The knowledge gaps regarding syngas-aided CE in microbial communities are plenty. Undiscovered syngas-fermenting, MCC-producing strains could explain some cases where C6 and C8 compounds were produced in significant amounts from syngas. Besides, interspecies ethanol transfer remains the most popular assumption for the observed phenomenon even though it was not yet systematically tested.
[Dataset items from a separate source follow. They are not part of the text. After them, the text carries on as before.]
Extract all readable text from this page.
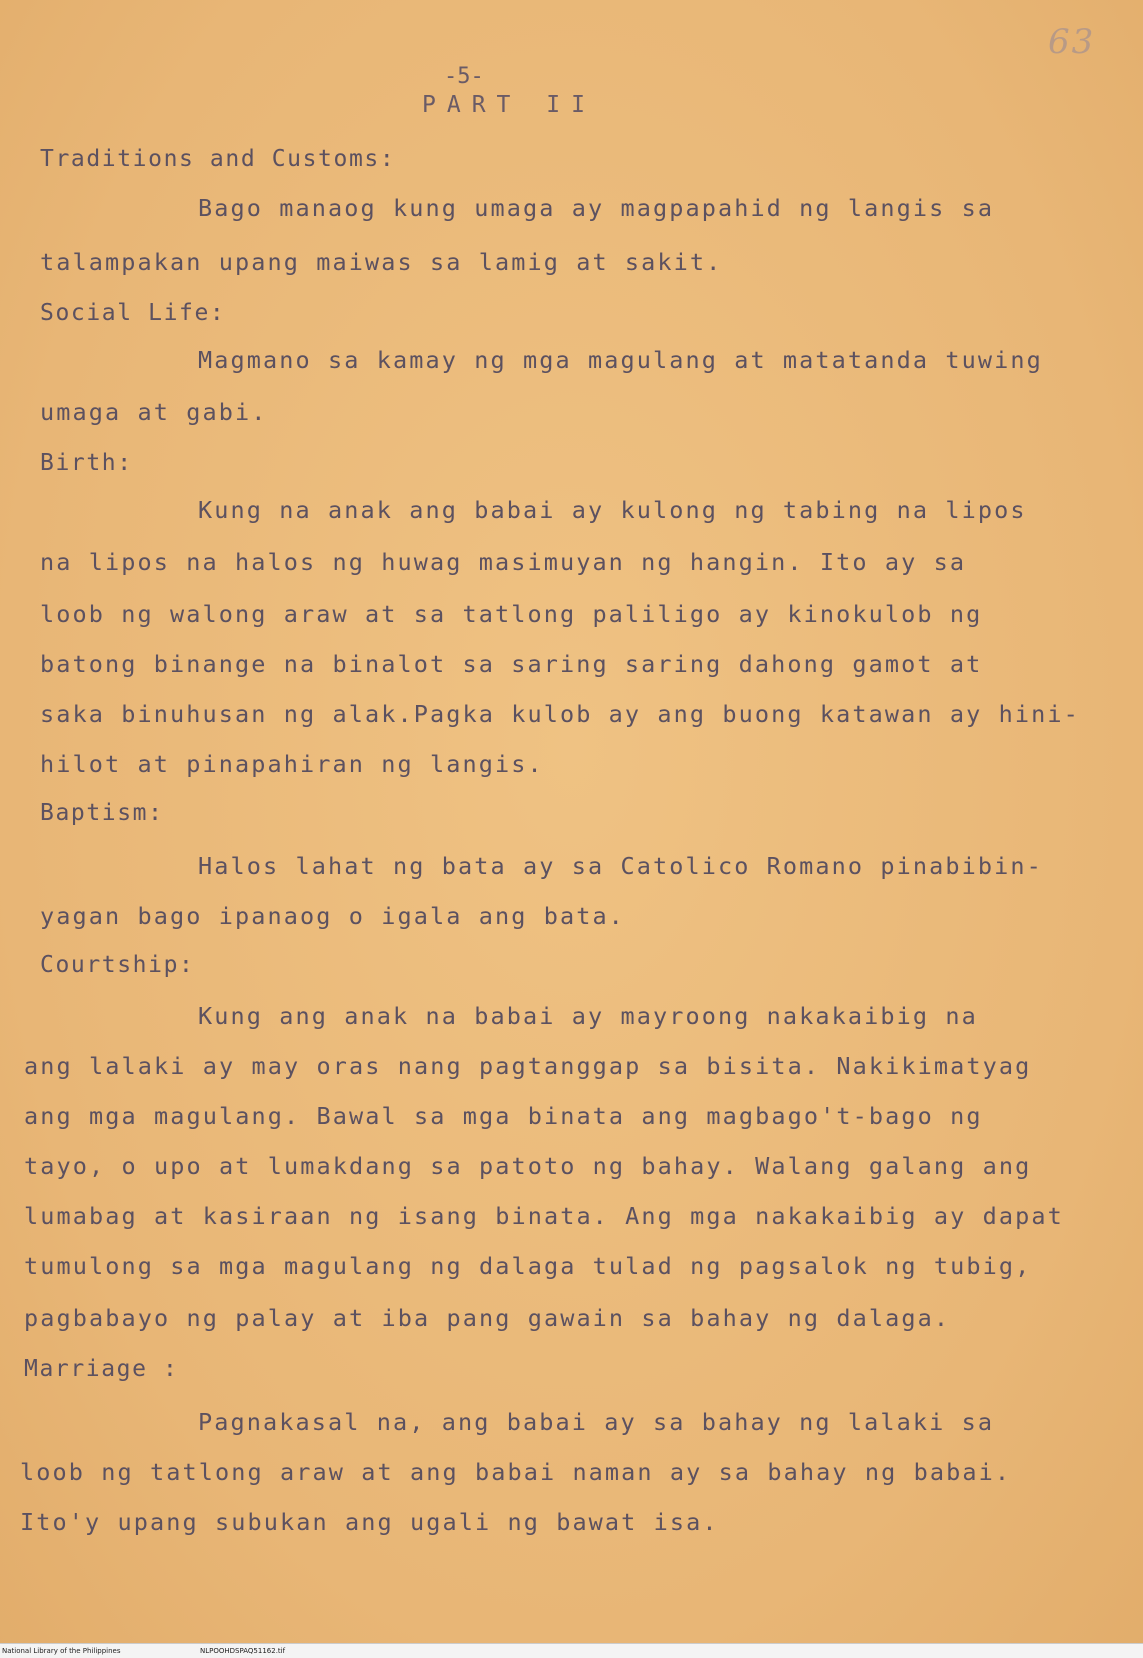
63
-5-
PART II
Traditions and Customs:
Bago manaog kung umaga ay magpapahid ng langis sa
talampakan upang maiwas sa lamig at sakit.
Social Life:
Magmano sa kamay ng mga magulang at matatanda tuwing
umaga at gabi.
Birth:
Kung na anak ang babai ay kulong ng tabing na lipos
na lipos na halos ng huwag masimuyan ng hangin. Ito ay sa
loob ng walong araw at sa tatlong paliligo ay kinokulob ng
batong binange na binalot sa saring saring dahong gamot at
saka binuhusan ng alak.Pagka kulob ay ang buong katawan ay hini-
hilot at pinapahiran ng langis.
Baptism:
Halos lahat ng bata ay sa Catolico Romano pinabibin-
yagan bago ipanaog o igala ang bata.
Courtship:
Kung ang anak na babai ay mayroong nakakaibig na
ang lalaki ay may oras nang pagtanggap sa bisita. Nakikimatyag
ang mga magulang. Bawal sa mga binata ang magbago't-bago ng
tayo, o upo at lumakdang sa patoto ng bahay. Walang galang ang
lumabag at kasiraan ng isang binata. Ang mga nakakaibig ay dapat
tumulong sa mga magulang ng dalaga tulad ng pagsalok ng tubig,
pagbabayo ng palay at iba pang gawain sa bahay ng dalaga.
Marriage :
Pagnakasal na, ang babai ay sa bahay ng lalaki sa
loob ng tatlong araw at ang babai naman ay sa bahay ng babai.
Ito'y upang subukan ang ugali ng bawat isa.
National Library of the Philippines	NLPOOHDSPAQ51162.tif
More detailed studies on the mechanisms underlying the reported n-caproate and n-caprylate formation can reveal overlooked metabolic shifts facilitated by co-fed H2 and CO. Specifically, the ethanol-intermediated assumption is not enough to explain the effect of syngas on mixed cultures specialized in lactate-based CE. Further studies about the effect of syngas addition in lactate-based CE communities are needed and the transcriptome analysis done by Scarborough et al. (2018a) is a good example of that.

Formation of odd-numbered MCC also remains a topic that deserves more study. More understanding on the necessary operational parameters to incorporate propionate and propionyl-CoA to the RBO pathway could extend the product spectrum of MCC and MCA to their odd-numbered counterparts.

Overall, there are still few studies about syngas-aided CE with microbial communities and even fewer studies considering the use of real waste substrates or focusing on the process optimization. This may be partially due to the inherent difficulty to conciliate two types of substrate with very different consumption kinetics in anaerobic communities (e.g., H2 opposed to ethanol or lactate). Since syngas consumption rates by communities are generally low, we propose here a simple reactor operation strategy, with gas recycling, for coupling the two types of substrate (liquid and syngas substrate) to simultaneously keep syngas conversion high while avoiding limitation by gas-liquid mass transfer. Future technical studies should also analyze how competing pathways (such as hydrogenotrophic methanogenesis) could be managed in an up-scalable manner when feeding the reactor with real waste biomass. Moreover, testing process scalability—with and without in-line product extraction—could contribute greatly to understand further challenges and synergies of combining the syngas and carboxylate platforms with undefined mixed cultures.